Allen saw action in the Western Desert Campaign early in 1941 and was shown to be reliable, but in early April was admitted with "anxiety neurosis" to hospital. He rejoined his battalion in time for the Syria–Lebanon Campaign where he attended to casualties all night under fire on 10–11 July 1941 near Khalde and walked for 10 km the next morning to get transport.

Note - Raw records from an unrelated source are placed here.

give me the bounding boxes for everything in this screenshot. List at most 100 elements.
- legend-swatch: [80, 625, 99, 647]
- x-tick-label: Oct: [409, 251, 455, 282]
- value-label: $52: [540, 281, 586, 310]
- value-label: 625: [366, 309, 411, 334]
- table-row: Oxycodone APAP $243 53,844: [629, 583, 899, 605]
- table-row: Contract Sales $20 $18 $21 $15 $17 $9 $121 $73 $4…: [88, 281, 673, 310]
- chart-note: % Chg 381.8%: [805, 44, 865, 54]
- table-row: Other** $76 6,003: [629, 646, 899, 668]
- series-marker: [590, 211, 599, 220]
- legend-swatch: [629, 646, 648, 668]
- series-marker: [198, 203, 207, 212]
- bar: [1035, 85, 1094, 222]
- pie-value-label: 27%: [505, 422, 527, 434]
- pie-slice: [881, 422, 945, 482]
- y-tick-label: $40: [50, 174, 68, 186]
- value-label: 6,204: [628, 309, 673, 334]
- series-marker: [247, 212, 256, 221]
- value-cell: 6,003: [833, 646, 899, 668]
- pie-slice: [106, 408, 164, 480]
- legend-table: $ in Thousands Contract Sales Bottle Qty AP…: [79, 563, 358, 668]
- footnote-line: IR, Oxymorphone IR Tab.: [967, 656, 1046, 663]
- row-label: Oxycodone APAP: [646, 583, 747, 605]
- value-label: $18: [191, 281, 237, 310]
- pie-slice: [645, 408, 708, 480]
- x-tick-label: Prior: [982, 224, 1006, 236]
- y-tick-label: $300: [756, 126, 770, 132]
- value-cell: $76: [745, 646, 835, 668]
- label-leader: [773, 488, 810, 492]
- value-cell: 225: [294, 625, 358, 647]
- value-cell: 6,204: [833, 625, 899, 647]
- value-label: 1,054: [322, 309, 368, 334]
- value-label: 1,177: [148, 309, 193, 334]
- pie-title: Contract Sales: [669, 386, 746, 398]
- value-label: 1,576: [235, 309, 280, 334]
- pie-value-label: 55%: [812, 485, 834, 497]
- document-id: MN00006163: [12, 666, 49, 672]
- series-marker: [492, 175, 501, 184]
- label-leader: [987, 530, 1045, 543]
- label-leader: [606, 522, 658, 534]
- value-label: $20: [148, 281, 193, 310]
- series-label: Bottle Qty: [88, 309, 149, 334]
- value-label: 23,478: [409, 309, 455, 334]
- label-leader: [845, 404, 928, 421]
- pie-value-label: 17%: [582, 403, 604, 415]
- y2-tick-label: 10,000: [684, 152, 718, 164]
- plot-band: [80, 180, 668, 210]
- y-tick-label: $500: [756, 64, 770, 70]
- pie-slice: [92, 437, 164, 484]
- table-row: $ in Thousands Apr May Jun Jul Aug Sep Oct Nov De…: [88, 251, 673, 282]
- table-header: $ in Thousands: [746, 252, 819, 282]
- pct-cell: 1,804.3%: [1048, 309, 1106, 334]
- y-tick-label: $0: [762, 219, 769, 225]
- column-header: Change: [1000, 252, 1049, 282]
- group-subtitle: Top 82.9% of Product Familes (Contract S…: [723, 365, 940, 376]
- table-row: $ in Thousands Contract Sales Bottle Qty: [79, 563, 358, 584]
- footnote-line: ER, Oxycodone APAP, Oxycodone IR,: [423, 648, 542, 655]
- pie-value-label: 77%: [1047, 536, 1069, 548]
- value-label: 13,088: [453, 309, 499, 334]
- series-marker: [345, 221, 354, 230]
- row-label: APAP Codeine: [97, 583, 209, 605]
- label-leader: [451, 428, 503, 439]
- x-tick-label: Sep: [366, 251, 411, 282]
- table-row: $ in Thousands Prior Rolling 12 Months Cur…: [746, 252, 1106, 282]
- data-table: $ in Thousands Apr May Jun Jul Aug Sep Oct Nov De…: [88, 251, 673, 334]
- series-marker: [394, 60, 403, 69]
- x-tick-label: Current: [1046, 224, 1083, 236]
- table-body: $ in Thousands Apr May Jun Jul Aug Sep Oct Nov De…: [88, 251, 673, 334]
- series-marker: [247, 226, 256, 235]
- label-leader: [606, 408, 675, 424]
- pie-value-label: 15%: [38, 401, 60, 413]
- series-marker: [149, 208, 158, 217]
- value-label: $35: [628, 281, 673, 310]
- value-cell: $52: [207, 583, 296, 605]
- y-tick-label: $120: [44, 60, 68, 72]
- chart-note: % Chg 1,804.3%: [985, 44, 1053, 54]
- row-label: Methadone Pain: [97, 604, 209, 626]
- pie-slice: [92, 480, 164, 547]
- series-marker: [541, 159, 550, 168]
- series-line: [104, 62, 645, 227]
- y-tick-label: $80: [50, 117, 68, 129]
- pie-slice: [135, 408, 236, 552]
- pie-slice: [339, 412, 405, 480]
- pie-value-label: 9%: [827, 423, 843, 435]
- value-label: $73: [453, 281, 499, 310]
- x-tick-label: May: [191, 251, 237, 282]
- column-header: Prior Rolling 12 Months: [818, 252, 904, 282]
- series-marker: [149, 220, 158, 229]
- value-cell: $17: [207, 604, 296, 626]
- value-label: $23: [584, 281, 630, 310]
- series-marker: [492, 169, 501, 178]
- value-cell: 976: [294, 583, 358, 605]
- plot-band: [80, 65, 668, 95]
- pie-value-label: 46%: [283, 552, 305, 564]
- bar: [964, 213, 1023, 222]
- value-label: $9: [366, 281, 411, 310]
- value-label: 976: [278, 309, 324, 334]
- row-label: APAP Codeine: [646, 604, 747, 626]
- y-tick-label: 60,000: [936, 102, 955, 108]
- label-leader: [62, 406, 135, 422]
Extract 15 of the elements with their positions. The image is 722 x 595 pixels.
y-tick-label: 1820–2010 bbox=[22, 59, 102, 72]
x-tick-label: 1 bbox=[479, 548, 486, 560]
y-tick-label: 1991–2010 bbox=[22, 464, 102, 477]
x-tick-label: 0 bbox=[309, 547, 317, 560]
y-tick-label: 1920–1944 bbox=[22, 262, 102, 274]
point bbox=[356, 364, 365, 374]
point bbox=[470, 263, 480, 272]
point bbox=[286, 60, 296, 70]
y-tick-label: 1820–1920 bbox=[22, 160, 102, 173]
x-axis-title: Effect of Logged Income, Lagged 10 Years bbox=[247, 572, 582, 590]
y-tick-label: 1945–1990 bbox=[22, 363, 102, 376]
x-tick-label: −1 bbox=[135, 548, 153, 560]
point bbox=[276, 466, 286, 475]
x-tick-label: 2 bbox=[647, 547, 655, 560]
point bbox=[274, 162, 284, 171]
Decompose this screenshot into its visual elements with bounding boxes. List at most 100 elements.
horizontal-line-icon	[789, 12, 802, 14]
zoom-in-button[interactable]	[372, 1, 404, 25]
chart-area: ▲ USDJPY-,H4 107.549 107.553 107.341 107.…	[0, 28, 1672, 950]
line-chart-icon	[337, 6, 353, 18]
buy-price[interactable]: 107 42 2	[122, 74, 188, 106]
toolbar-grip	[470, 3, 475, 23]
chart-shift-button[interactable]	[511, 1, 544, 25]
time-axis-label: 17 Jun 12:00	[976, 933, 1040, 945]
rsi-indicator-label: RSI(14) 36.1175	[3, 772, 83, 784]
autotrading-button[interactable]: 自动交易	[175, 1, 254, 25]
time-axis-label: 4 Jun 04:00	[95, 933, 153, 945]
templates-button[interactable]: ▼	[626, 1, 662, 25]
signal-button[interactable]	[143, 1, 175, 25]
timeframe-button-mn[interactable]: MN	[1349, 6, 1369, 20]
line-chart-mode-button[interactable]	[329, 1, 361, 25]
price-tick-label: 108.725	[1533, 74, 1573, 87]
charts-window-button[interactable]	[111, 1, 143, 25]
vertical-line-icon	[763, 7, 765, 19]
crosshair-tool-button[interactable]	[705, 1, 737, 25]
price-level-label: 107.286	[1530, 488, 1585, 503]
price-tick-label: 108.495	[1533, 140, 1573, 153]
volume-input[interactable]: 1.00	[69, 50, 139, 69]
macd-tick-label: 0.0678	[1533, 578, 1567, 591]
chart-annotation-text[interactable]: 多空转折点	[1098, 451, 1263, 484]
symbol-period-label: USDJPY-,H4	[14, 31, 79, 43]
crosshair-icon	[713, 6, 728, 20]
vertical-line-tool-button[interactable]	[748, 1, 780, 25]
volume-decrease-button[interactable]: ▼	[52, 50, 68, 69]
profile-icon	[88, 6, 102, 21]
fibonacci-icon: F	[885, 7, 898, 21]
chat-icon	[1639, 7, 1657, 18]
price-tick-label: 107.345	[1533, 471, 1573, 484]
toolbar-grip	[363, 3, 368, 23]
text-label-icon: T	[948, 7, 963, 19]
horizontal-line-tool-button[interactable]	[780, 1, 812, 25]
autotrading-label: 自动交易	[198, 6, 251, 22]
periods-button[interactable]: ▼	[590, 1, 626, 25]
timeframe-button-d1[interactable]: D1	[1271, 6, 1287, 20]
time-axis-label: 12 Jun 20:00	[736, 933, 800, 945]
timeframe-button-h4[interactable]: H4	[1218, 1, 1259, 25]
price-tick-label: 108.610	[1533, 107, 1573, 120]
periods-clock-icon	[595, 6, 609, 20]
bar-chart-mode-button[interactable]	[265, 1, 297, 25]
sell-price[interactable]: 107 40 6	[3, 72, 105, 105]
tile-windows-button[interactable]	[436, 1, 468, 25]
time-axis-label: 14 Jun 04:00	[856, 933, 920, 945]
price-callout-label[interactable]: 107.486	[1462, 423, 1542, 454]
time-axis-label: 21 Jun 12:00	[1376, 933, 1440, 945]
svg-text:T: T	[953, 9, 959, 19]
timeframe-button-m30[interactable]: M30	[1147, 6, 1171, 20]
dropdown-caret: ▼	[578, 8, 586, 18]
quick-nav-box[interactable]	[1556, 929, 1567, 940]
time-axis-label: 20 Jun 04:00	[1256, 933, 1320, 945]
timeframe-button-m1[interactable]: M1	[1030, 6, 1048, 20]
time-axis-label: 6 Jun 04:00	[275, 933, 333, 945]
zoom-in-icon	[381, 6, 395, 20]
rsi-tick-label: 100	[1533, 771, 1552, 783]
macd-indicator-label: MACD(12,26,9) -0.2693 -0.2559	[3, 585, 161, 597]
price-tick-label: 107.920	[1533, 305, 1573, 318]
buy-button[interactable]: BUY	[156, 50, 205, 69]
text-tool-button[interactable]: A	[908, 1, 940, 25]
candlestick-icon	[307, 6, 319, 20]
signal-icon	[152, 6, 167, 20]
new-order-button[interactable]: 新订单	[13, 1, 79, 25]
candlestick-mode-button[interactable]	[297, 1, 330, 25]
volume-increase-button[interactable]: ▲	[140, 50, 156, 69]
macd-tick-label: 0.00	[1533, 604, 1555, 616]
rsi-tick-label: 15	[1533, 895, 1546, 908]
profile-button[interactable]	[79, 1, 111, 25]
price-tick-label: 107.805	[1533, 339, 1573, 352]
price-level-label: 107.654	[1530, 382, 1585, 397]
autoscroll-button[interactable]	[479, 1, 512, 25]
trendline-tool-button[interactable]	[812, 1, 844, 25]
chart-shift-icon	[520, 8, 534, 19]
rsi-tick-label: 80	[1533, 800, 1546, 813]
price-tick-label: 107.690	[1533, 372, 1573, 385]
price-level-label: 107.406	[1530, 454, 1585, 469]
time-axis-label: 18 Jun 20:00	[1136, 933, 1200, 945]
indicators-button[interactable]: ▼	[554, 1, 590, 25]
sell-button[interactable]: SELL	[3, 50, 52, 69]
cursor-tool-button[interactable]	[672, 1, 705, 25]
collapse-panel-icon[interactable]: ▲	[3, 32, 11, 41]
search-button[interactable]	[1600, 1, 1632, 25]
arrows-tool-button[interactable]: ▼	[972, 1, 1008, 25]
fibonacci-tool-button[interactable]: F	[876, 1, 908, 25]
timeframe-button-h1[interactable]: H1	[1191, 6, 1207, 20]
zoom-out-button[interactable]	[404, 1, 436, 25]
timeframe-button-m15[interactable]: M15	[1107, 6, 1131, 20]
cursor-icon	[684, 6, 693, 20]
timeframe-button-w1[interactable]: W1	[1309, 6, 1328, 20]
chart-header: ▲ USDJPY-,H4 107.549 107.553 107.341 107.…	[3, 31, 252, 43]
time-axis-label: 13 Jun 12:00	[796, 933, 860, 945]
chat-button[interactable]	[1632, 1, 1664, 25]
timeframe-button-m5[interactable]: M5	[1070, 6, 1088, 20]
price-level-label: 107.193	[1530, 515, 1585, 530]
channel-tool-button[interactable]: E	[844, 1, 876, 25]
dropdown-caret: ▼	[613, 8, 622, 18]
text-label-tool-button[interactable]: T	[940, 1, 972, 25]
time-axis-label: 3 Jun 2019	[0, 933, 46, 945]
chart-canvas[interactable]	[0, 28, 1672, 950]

After serving in Ceylon (now Sri Lanka) Allen's battalion returned to Australia in August 1942, then in October sailing for Papua. Allen rescued wounded soldiers under fire around Crystal Creek on the 7 and 8 February 1943 for which he was awarded the Military Medal. — the citation stating: ‘Private Allen’s bearing and his untiring efforts in tending the wounded and helping with rations and stores were an inspiration’.

On 30 July 1943, at Mount Tambu, Allen safely rescued twelve United States soldiers and was later awarded the Silver Star—the citation stating: "Private Allen’s bearing and his untiring efforts in tending the wounded and helping with rations and stores were an inspiration". Allen returned to Australia in September 1943, his behaviour becoming unstable; in February, he assaulted an officer and was demoted. He was medically discharged on 10 September 1944 due to 'constitutional temperamental instability' with 'anxiety symptoms', in addition to several bouts of malaria.

==Later life==
Temporarily losing the power of speech, Allen lived with an uncle while recovering. He married Jean Elizabeth Floyd, a former army nurse, in 1949. Allen worked as a labourer and then at the Ballarat Base Hospital as a medical orderly. Allen also worked at Sovereign Hill demonstrating a horse-drawn Chilean quartz-crushing mill for tourists.

Allen died on 11 May 1982 at Sovereign Hill of diabetes and a heart attack. He is survived by his wife, daughter and three sons.

==Legacy==
The song "The Ballad Of Bull" by Swedish power metal band Sabaton, from their 2014 album Heroes, is about Allen and his actions in the Battle of Mount Tambu.